En sus ensayos, Oyarzún desarrolló con interés las relaciones entre el lenguaje, la poesía y la sociedad en América Latina, en un sentido que de alguna manera dialoga con su concepción de la experiencia infantil. Tomando las ideas de Félix Schwartzmann, plantea la existencia, entre los latinoamericanos, de un “trauma primario de lo natural”, una noción de lo americano como tierra del descubrimiento, lugar de lo nunca antes visto, de lo inaugural (Oyarzún, Temas de la cultura chilena 119), que dificulta a su vez las relaciones humanas, sociales. Hay un centro inexpresable de la experiencia, sobre la que escribe: “también esa substancia originaria de la vida latinoamericana, aún no descubierta por el hombre constituido por ella, es lo inexpresado, lo que resta después de todo análisis exhaustivo de la conducta humana en la América Latina; lo que, por la dificultad de su aprehensión intelectual, puede ser denominado ‘lo inexpresable’” (Oyarzún, Temas de la cultura chilena 142-3). Es a esto a lo que se ve enfrentado Eugenio, tanto cuando observa el patio de su casa como cuando da sus paseos por el campo o por el mundo de los sueños, pero también cuando intenta descifrar con su mirada curiosa y anhelante el mundo de las relaciones humanas, familiares y secretas en que considera a su madre la víctima de un drama.
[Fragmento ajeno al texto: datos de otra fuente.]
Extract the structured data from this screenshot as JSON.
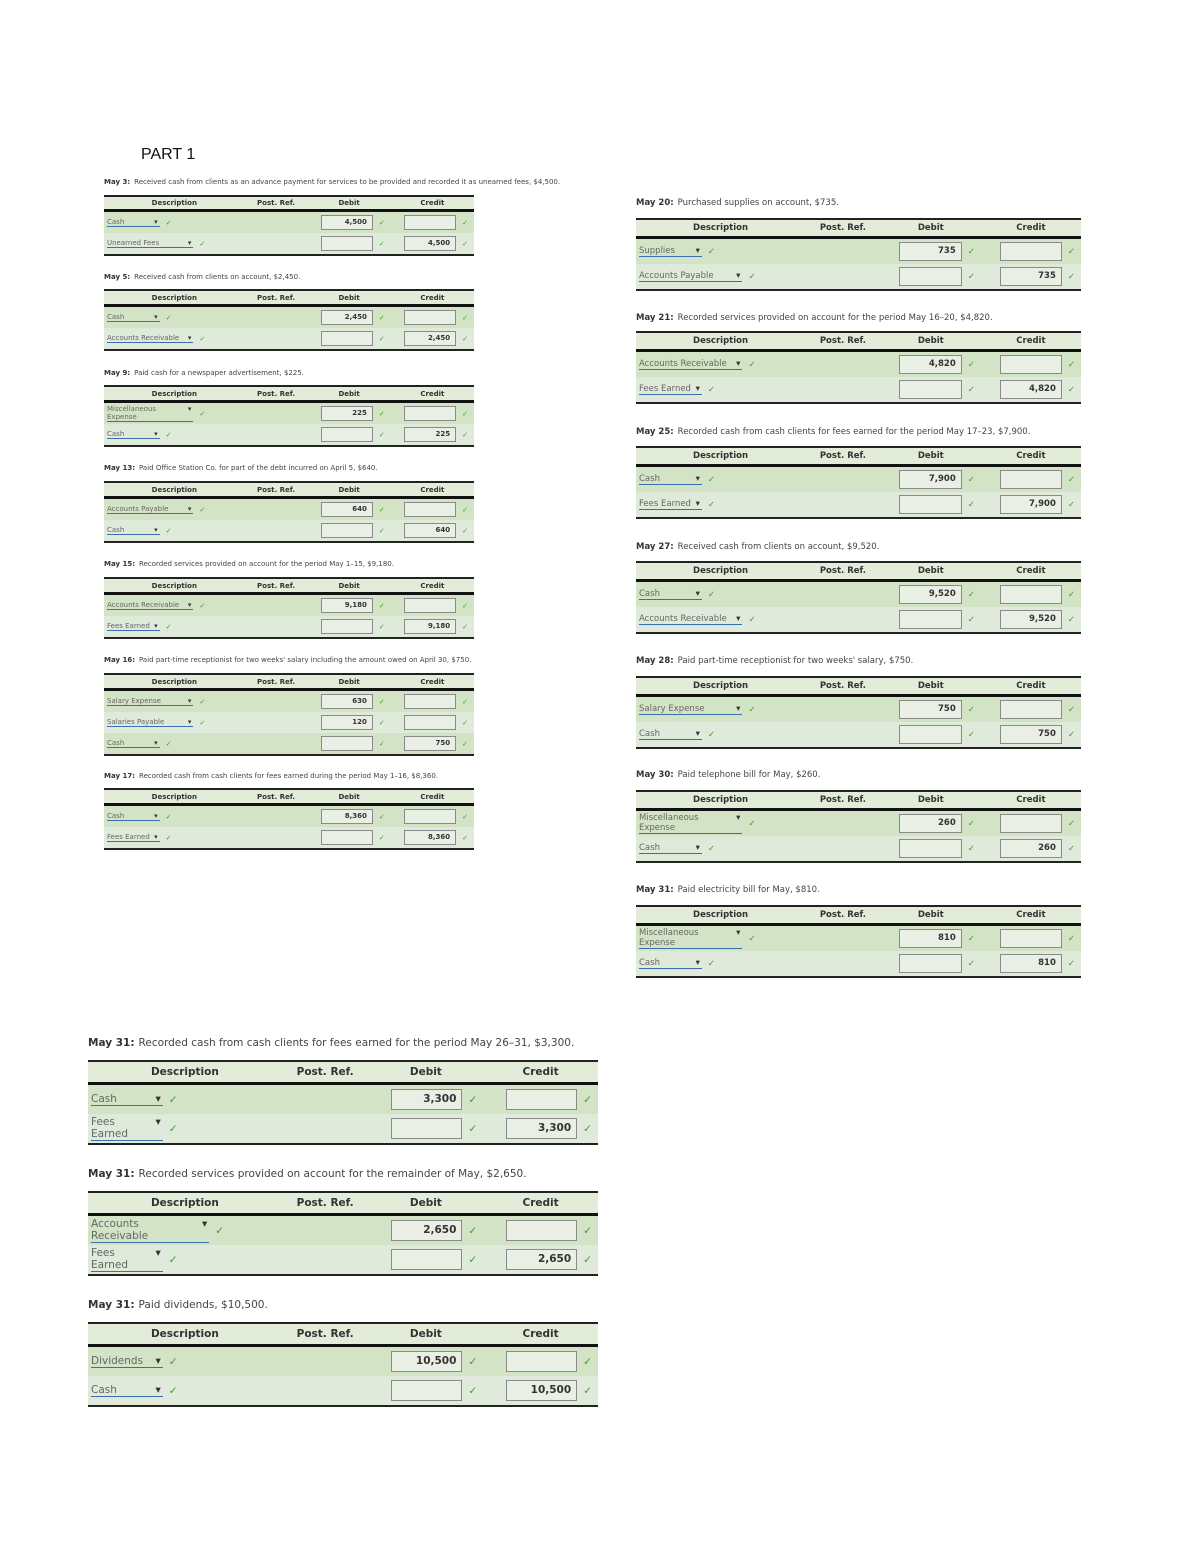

Lo inexpresado, lo inexpresable, ocupa, pues, no solo los pensamientos del filósofo, sino que alumbra desde muy temprano, en plena época caótica de la Segunda Guerra Mundial y de la mano del surrealismo, la creación poética y la mirada íntima del escritor.


La compulsión de los desplazamientos

Cuando escribe sobre el Diario íntimo, Leonidas Morales plantea que las anotaciones de Oyarzún son “las de un hombre que pareciera habitado por demonios (o ángeles) que maquinan sin cesar la compulsión de los desplazamientos, la avidez por los imprevistos estímulos del mundo circundante” (114).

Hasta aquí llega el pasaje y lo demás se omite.